Schnell, das war Mark Webber schon immer. So wie bei seinem Debüt in der Formel 1. 2002 war das, beim Heimrennen in Australien. Da fuhr er im hoffnungslos unterlegenen Minardi auf Platz fünf.

Doch Talent reicht oft nicht aus. Besonders in der Formel 1. Webbers Problem: Er galt als Trainingsweltmeister. Als Fahrer, der seine Chancen nicht nutzte und auf Dauer nicht konstant genug war. Immer wieder ließ er - wie 2009, als er Vettel nach zehn Rennen in der Gesamtwertung überholte - sein Talent aufblitzen. Alles, nur um am Ende der Saison doch wieder als Mitläufer dazustehen. Als Nummer zwei. Und wenn es dumm läuft, würde er am Ende seiner Karriere abgestempelt als Typ Barrichello. Als Wasserträger. Kurz: Mittelmaß.

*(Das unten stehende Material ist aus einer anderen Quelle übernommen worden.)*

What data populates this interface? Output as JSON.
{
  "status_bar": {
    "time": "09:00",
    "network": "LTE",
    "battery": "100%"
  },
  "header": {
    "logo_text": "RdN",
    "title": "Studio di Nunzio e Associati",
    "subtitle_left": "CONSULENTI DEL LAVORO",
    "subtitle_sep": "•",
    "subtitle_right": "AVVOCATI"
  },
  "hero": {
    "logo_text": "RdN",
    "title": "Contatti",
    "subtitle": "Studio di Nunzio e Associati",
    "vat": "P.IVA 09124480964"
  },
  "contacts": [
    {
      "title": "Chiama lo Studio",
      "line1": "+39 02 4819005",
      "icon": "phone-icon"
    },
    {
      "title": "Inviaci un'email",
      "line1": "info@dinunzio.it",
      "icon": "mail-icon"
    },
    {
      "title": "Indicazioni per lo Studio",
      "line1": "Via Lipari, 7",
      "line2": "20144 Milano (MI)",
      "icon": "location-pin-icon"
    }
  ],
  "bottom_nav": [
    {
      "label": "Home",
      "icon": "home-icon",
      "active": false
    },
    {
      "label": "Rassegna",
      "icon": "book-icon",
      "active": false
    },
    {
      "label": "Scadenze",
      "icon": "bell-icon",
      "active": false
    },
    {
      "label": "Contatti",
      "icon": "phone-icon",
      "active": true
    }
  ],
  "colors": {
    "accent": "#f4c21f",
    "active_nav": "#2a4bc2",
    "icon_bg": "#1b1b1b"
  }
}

Der unterschätzte Herr Webber

"Genau das waren wir, als er für uns fuhr: Mittelmaß", sagt Webbers ehemaliger Teamchef Frank Williams. "Und wir dachten, Mark ist ein Teil des Problems. Wir haben ihn einfach nicht als erste Wahl betrachtet." Und das taten wenige. Auch Red Bull nicht.

Denn zwar erklärt das Team immer wieder, dass beide Fahrer die gleichen Chancen haben und man sich über die "Konkurrenz auf hohem Niveau" freue, doch das war, bevor Webber die Führung übernahm. "Es war schlichtweg nicht geplant, dass Webber als Nummer eins um den WM-Titel kämpft", schreibt der britische Journalist Tony Dodgins im "Autosport"-Magazin.

Das sollte Vettels Aufgabe sein, schließlich transportiert er das jugendliche, dynamische Image der Marke Red Bull perfekt. Teamchef Christian Horner hat in der Vergangenheit mehrfach öffentlich betont, dass er "das Team um Vettel herum aufbauen" wolle. Und Webber war damit einverstanden.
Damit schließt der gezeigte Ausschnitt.